Was den Preis angeht, ist es wohl das Beste, sich ein Limit zu setzen, an das man sich dann auch hält. Mechanische Uhren sind in der Regel teurer als Quarzuhren. Man sollte jedoch im Sinn behalten, dass in optisch ganz unterschiedlichen Uhren oft mehr oder weniger gleiche Uhrwerke stecken. Diese Uhrwerke sind es, die die Zeit anzeigen. Sie wurden im Normalfall sorgfältig entwickelt und zusammengesetzt. Zumeist machen also die nichtfunktionellen Teile wie das Gehäuse oder das Armband den Preisunterschied aus. Daher muss die teurere Uhr auch nicht unbedingt die genauere oder zuverlässigere sein. (Siehe den obigen Kasten.)

Mit einer Uhr am Handgelenk kann man sich buchstäblich im Handumdrehen vergewissern, wie spät es gerade ist. Wer etwas über die Entwicklung von Armbanduhren weiß, wird dieses nützliche Instrument bestimmt noch mehr schätzen. Und ohne seine Armbanduhr würde sich so mancher ja auch regelrecht verloren vorkommen, nicht wahr?

[Fußnote]

^ Abs. 9 Atomuhren messen die Zeit mittels atomarer Schwingungen und gelten daher als die genauesten verfügbaren Uhren.

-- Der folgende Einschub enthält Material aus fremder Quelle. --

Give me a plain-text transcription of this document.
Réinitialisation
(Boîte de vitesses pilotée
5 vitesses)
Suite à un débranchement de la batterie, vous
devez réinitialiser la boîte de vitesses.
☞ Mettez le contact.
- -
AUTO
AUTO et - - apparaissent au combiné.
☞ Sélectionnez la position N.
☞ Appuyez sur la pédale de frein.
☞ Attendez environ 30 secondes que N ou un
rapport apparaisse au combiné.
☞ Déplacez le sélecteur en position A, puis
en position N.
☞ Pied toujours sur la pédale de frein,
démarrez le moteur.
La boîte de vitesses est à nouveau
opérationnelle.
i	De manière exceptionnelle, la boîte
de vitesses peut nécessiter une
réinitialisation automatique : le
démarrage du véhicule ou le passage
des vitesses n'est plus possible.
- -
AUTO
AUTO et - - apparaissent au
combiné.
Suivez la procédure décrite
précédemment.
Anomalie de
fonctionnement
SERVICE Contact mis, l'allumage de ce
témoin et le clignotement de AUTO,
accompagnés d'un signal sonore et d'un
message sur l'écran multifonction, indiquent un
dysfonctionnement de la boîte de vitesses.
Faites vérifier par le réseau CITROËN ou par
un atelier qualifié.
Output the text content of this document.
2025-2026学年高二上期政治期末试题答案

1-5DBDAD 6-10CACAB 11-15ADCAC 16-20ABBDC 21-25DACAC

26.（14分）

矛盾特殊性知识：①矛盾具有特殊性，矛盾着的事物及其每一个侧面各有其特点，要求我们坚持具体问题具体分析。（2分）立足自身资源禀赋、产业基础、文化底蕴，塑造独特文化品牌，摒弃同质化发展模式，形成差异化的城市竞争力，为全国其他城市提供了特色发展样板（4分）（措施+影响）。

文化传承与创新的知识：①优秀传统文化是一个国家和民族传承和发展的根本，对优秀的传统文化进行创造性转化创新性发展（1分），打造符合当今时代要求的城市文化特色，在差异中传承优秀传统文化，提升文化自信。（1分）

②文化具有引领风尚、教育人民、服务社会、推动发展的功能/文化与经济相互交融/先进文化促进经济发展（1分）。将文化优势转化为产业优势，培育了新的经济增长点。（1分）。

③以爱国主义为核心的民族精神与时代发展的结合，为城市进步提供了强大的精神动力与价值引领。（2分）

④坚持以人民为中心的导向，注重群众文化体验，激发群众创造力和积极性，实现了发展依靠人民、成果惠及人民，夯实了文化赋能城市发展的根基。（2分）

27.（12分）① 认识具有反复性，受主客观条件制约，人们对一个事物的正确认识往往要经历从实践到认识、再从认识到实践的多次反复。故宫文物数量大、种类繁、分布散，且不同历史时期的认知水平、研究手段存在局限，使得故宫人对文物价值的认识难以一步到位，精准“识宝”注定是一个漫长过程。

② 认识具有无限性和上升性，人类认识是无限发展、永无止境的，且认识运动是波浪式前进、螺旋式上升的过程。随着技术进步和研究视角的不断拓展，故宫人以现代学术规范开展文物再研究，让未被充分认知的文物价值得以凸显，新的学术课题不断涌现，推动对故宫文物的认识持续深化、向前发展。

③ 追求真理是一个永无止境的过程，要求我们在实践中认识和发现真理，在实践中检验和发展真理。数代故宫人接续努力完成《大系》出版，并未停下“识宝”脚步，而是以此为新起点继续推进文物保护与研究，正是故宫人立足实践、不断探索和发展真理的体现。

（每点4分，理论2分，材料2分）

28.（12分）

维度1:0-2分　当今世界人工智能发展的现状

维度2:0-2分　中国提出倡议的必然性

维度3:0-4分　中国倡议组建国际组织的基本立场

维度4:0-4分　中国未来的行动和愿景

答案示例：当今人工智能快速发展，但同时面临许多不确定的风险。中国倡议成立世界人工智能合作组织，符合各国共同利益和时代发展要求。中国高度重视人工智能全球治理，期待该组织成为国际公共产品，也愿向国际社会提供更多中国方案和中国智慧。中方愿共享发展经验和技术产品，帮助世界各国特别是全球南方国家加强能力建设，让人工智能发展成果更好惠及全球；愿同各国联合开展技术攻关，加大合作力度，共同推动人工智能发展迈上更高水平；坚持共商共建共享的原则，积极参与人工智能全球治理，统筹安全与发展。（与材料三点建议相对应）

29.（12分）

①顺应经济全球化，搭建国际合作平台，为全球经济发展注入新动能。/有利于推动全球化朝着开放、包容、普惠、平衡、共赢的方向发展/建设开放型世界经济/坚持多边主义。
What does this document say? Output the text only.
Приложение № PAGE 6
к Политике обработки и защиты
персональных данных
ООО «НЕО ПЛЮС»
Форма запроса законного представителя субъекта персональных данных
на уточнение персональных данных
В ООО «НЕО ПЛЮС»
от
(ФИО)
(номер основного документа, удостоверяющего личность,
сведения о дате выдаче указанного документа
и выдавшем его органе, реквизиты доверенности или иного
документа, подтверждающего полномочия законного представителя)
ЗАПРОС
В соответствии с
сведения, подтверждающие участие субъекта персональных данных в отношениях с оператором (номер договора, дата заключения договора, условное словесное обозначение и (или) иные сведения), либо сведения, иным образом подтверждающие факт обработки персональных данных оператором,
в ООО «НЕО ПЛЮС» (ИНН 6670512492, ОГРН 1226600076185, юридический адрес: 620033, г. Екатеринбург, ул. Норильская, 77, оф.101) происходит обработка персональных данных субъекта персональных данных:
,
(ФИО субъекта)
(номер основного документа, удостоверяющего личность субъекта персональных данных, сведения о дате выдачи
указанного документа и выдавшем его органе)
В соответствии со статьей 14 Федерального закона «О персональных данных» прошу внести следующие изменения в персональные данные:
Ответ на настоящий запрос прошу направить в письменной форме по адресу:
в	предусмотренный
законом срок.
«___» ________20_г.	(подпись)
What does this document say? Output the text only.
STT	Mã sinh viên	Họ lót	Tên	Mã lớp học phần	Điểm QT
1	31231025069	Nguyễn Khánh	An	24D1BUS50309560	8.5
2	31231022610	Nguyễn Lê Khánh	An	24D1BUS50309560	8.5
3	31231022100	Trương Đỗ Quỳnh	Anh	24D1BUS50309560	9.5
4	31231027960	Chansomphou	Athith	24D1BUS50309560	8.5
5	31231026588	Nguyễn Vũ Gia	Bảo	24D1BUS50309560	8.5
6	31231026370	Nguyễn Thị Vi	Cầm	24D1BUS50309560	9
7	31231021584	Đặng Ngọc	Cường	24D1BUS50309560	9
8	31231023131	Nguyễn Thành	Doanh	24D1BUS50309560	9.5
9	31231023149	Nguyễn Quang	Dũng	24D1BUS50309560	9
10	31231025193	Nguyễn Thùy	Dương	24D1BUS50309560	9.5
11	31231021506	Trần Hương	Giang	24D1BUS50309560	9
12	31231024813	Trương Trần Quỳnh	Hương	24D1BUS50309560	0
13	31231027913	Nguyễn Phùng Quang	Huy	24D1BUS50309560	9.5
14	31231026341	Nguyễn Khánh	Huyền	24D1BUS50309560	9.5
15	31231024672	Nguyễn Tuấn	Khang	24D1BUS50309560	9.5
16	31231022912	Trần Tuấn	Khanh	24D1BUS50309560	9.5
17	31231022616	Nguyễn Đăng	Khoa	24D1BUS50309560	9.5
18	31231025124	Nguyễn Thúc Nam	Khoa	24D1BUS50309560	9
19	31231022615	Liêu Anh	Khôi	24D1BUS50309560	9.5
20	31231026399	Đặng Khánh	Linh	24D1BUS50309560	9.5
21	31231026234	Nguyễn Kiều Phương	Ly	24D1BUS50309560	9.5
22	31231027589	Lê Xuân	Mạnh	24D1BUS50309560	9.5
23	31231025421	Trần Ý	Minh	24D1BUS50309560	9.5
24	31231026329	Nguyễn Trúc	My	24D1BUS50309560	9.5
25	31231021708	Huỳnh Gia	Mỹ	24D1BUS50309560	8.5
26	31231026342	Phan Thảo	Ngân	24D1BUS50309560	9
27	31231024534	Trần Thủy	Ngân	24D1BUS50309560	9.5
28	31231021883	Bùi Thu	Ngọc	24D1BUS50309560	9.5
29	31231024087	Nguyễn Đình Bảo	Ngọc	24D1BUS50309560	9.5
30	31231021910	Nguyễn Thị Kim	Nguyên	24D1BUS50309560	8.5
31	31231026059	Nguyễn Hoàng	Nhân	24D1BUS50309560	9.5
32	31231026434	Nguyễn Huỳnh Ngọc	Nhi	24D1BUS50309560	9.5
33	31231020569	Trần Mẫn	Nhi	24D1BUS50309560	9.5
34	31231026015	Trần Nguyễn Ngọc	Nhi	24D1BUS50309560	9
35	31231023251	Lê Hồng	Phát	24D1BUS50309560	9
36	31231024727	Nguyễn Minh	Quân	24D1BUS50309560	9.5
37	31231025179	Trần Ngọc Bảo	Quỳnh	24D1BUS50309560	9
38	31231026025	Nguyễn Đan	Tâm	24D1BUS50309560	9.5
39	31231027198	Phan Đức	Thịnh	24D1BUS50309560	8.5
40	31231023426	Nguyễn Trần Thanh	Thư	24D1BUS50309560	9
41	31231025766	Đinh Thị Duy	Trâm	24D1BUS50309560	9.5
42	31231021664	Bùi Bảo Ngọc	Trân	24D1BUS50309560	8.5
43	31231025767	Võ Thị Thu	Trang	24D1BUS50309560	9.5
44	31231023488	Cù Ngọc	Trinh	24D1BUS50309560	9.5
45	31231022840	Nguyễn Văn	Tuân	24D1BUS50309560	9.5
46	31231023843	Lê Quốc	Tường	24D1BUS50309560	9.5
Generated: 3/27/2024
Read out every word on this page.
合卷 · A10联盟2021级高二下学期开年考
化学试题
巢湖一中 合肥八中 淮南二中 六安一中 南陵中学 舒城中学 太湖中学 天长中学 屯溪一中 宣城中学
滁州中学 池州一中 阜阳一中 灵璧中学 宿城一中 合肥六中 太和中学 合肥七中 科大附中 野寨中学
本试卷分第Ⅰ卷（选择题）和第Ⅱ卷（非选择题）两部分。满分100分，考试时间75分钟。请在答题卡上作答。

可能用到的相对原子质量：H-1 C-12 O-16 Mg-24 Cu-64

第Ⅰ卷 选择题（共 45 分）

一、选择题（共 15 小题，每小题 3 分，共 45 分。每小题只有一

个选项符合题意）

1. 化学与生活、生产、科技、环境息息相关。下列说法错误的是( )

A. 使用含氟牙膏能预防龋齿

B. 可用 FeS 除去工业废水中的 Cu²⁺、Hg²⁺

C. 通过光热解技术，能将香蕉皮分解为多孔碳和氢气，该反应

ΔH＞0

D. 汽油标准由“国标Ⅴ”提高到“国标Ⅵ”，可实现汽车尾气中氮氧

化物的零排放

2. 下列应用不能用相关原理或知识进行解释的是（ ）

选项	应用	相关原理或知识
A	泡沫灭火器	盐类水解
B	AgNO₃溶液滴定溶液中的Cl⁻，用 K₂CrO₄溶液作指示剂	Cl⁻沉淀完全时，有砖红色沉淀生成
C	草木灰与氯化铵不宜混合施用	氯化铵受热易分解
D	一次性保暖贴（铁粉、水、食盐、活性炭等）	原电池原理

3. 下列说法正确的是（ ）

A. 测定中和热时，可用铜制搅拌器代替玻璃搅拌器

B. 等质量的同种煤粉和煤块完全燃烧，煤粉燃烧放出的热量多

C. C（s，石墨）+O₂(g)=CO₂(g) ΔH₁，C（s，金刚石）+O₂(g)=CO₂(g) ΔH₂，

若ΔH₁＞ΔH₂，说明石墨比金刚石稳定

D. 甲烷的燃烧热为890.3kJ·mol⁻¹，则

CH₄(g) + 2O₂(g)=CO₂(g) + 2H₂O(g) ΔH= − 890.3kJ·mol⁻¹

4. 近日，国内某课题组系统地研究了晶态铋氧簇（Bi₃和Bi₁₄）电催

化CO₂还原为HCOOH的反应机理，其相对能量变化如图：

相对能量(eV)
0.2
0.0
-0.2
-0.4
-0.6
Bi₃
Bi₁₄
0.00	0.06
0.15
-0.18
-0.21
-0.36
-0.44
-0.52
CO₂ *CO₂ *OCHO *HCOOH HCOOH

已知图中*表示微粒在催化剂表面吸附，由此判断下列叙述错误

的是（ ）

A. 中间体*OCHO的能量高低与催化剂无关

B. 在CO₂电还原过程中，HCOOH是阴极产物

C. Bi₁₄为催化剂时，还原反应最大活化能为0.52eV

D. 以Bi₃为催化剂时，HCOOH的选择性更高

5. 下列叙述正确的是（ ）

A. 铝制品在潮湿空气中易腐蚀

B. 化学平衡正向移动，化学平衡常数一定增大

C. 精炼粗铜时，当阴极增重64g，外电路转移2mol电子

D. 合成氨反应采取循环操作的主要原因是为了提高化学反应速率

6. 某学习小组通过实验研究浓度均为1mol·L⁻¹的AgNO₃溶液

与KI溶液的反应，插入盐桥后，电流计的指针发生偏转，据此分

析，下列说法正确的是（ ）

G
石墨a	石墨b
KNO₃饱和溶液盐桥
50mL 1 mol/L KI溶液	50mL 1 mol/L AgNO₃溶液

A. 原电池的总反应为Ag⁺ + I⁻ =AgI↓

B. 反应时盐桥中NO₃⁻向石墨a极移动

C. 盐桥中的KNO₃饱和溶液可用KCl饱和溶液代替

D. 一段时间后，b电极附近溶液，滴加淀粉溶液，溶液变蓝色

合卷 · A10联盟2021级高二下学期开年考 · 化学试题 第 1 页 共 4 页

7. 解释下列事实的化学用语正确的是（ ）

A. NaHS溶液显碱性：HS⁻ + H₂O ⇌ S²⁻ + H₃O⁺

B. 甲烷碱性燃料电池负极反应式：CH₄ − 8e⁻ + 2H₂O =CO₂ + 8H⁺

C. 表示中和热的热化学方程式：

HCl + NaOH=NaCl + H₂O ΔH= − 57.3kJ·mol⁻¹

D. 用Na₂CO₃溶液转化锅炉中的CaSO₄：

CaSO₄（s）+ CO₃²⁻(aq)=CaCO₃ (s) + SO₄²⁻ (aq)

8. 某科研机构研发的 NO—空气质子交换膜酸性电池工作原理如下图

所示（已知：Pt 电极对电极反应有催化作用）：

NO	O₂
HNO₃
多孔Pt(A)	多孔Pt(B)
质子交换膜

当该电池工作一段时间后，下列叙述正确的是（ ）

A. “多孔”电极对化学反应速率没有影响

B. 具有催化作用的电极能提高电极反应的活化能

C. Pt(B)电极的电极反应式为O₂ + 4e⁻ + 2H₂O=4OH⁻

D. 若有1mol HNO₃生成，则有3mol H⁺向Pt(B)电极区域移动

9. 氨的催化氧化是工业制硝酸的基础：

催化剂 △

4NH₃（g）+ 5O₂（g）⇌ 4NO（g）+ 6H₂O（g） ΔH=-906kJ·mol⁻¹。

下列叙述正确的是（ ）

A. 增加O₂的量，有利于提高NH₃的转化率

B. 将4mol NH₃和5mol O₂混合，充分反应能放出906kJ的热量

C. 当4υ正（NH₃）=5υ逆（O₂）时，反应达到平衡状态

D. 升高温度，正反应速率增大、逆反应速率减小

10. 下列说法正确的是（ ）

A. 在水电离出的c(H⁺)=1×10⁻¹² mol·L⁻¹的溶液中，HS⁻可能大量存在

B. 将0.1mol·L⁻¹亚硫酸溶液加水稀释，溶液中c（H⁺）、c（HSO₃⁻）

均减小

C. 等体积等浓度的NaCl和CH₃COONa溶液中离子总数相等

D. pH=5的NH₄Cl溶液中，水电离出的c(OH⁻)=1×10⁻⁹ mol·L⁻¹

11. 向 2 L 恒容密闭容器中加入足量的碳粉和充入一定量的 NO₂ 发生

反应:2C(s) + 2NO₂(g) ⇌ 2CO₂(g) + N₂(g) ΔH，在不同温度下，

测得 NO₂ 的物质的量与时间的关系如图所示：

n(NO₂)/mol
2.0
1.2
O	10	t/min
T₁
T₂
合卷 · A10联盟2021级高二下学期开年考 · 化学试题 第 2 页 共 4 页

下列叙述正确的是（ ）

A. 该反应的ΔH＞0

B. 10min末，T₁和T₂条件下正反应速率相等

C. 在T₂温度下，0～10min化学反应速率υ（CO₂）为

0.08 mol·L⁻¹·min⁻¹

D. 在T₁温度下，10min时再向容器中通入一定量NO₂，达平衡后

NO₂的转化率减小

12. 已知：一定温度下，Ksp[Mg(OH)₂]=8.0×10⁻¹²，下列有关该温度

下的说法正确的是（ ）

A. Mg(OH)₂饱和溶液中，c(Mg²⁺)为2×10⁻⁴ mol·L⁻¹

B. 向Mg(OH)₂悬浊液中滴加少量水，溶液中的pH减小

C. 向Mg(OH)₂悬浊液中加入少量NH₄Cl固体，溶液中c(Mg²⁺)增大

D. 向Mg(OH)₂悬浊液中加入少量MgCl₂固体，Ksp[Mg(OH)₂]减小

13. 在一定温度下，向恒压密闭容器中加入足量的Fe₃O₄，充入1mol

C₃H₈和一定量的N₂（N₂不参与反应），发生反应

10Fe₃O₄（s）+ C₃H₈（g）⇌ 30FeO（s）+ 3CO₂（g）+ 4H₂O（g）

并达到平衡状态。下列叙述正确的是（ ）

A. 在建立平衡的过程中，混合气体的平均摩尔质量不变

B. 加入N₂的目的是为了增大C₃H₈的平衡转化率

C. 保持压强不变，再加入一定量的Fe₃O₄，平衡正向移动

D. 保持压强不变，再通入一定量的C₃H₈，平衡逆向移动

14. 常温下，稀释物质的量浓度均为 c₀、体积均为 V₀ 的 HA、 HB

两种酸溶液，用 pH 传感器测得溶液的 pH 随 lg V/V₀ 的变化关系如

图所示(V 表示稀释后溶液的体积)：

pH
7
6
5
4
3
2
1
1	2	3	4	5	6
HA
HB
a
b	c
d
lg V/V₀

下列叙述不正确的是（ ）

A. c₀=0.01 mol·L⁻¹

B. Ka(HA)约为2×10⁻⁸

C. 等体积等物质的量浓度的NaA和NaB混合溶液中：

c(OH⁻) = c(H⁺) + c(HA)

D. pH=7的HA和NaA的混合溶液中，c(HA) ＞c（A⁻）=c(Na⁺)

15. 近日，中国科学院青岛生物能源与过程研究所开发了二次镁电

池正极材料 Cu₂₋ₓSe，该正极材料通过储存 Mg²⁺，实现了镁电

[Kasten/Bilder auf Seite 24]

WELCHE IST DIE RICHTIGE FÜR MICH?

UHRENTYP: Stoppuhren besitzen eine oder mehrere Anzeigen, auf denen man kürzere Zeitabschnitte und somit die Dauer bestimmter Vorgänge ablesen kann. Für die Verwendung beim Sport empfiehlt sich eine wasserfeste Uhr. Wer öfter vergisst, seine Uhr aufzuziehen, sollte bedenken, dass Quarzuhren nicht aufgezogen werden müssen. Das Gleiche gilt für mechanische Automatikuhren, die sich durch die Armbewegung des Trägers selbst aufziehen.

GENAUIGKEIT: Für jemanden, dem es um Genauigkeit geht, kommt möglicherweise ein Chronometer in Betracht, ein hochpräziser Zeitmesser, der bestimmte offizielle Genauigkeitskriterien erfüllen muss. Derzeit bietet die Quarztechnologie die genaueste Zeitmessung. Eine moderne mechanische Uhr mit einem schnellen Uhrwerk, das 28 800-mal pro Stunde tickt, arbeitet mit einer Frequenz von 4 Schwingungen pro Sekunde. Eine normale Quarzuhr dagegen bringt es auf 10 000 bis 100 000 Schwingungen pro Sekunde.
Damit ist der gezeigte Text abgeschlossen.